On 12 July 1790, the French National Assembly passed the Civil Constitution of the Clergy which placed the Catholic Church in France under the authority of the French government.
The National Assembly, dominated by representatives who had been deeply inspired by the Enlightenment’s anti-Catholic views. Since France was struggling with a deep debt, they believed the best way both to weaken the power of the Catholic Church as well as to help solve the problem of the French debt was to restrict the power of the French Catholic church both politically and economically.
Therefore the Civil Constitution nationalized all Church property, bishops and priests were no longer appointed but instead were to be elected [moreover the electors did not have to be Catholic], no longer would the Pope have any voice in the election and appointment of bishops in France and all clergy were to sign an oath of loyalty to the Civil Constitution and the French Government.

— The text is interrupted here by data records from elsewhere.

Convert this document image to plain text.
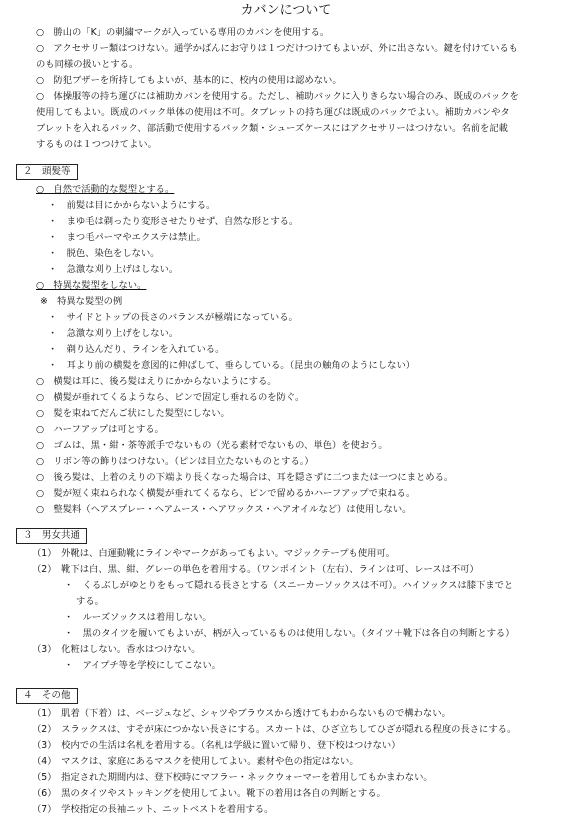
カバンについて
○　勝山の「K」の刺繍マークが入っている専用のカバンを使用する。
○　アクセサリー類はつけない。通学かばんにお守りは１つだけつけてもよいが、外に出さない。鍵を付けているも
のも同様の扱いとする。
○　防犯ブザーを所持してもよいが、基本的に、校内の使用は認めない。
○　体操服等の持ち運びには補助カバンを使用する。ただし、補助バックに入りきらない場合のみ、既成のバックを
使用してもよい。既成のバック単体の使用は不可。タブレットの持ち運びは既成のバックでよい。補助カバンやタ
ブレットを入れるバック、部活動で使用するバック類・シューズケースにはアクセサリーはつけない。名前を記載
するものは１つつけてよい。
２　頭髪等
○　自然で活動的な髪型とする。
・　前髪は目にかからないようにする。
・　まゆ毛は剃ったり変形させたりせず、自然な形とする。
・　まつ毛パーマやエクステは禁止。
・　脱色、染色をしない。
・　急激な刈り上げはしない。
○　特異な髪型をしない。
※　特異な髪型の例
・　サイドとトップの長さのバランスが極端になっている。
・　急激な刈り上げをしない。
・　剃り込んだり、ラインを入れている。
・　耳より前の横髪を意図的に伸ばして、垂らしている。（昆虫の触角のようにしない）
○　横髪は耳に、後ろ髪はえりにかからないようにする。
○　横髪が垂れてくるようなら、ピンで固定し垂れるのを防ぐ。
○　髪を束ねてだんご状にした髪型にしない。
○　ハーフアップは可とする。
○　ゴムは、黒・紺・茶等派手でないもの（光る素材でないもの、単色）を使おう。
○　リボン等の飾りはつけない。（ピンは目立たないものとする。）
○　後ろ髪は、上着のえりの下端より長くなった場合は、耳を隠さずに二つまたは一つにまとめる。
○　髪が短く束ねられなく横髪が垂れてくるなら、ピンで留めるかハーフアップで束ねる。
○　整髪料（ヘアスプレー・ヘアムース・ヘアワックス・ヘアオイルなど）は使用しない。
３　男女共通
（1）　外靴は、白運動靴にラインやマークがあってもよい。マジックテープも使用可。
（2）　靴下は白、黒、紺、グレーの単色を着用する。（ワンポイント（左右）、ラインは可、レースは不可）
・　くるぶしがゆとりをもって隠れる長さとする（スニーカーソックスは不可）。ハイソックスは膝下までと
する。
・　ルーズソックスは着用しない。
・　黒のタイツを履いてもよいが、柄が入っているものは使用しない。（タイツ＋靴下は各自の判断とする）
（3）　化粧はしない。香水はつけない。
・　アイプチ等を学校にしてこない。
４　その他
（1）　肌着（下着）は、ベージュなど、シャツやブラウスから透けてもわからないもので構わない。
（2）　スラックスは、すそが床につかない長さにする。スカートは、ひざ立ちしてひざが隠れる程度の長さにする。
（3）　校内での生活は名札を着用する。（名札は学級に置いて帰り、登下校はつけない）
（4）　マスクは、家庭にあるマスクを使用してよい。素材や色の指定はない。
（5）　指定された期間内は、登下校時にマフラー・ネックウォーマーを着用してもかまわない。
（6）　黒のタイツやストッキングを使用してよい。靴下の着用は各自の判断とする。
（7）　学校指定の長袖ニット、ニットベストを着用する。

Needless to say, Pope Pius VI vehemently opposed the Civil Constitution and warned the clergy that anyone who swore an oath to it would be excommunicated. The vast majority of bishops of France refused to agree to the Civil Constitution but the majority of priests did accept it. Thus a schism was created in the French Church between the those who swore the oath to the Civil Constitution and those who refused to do so. This schism would not be resolved until 1801 when Pius VII and Napoleon I agreed to a new relationship between the French Government and the Papacy.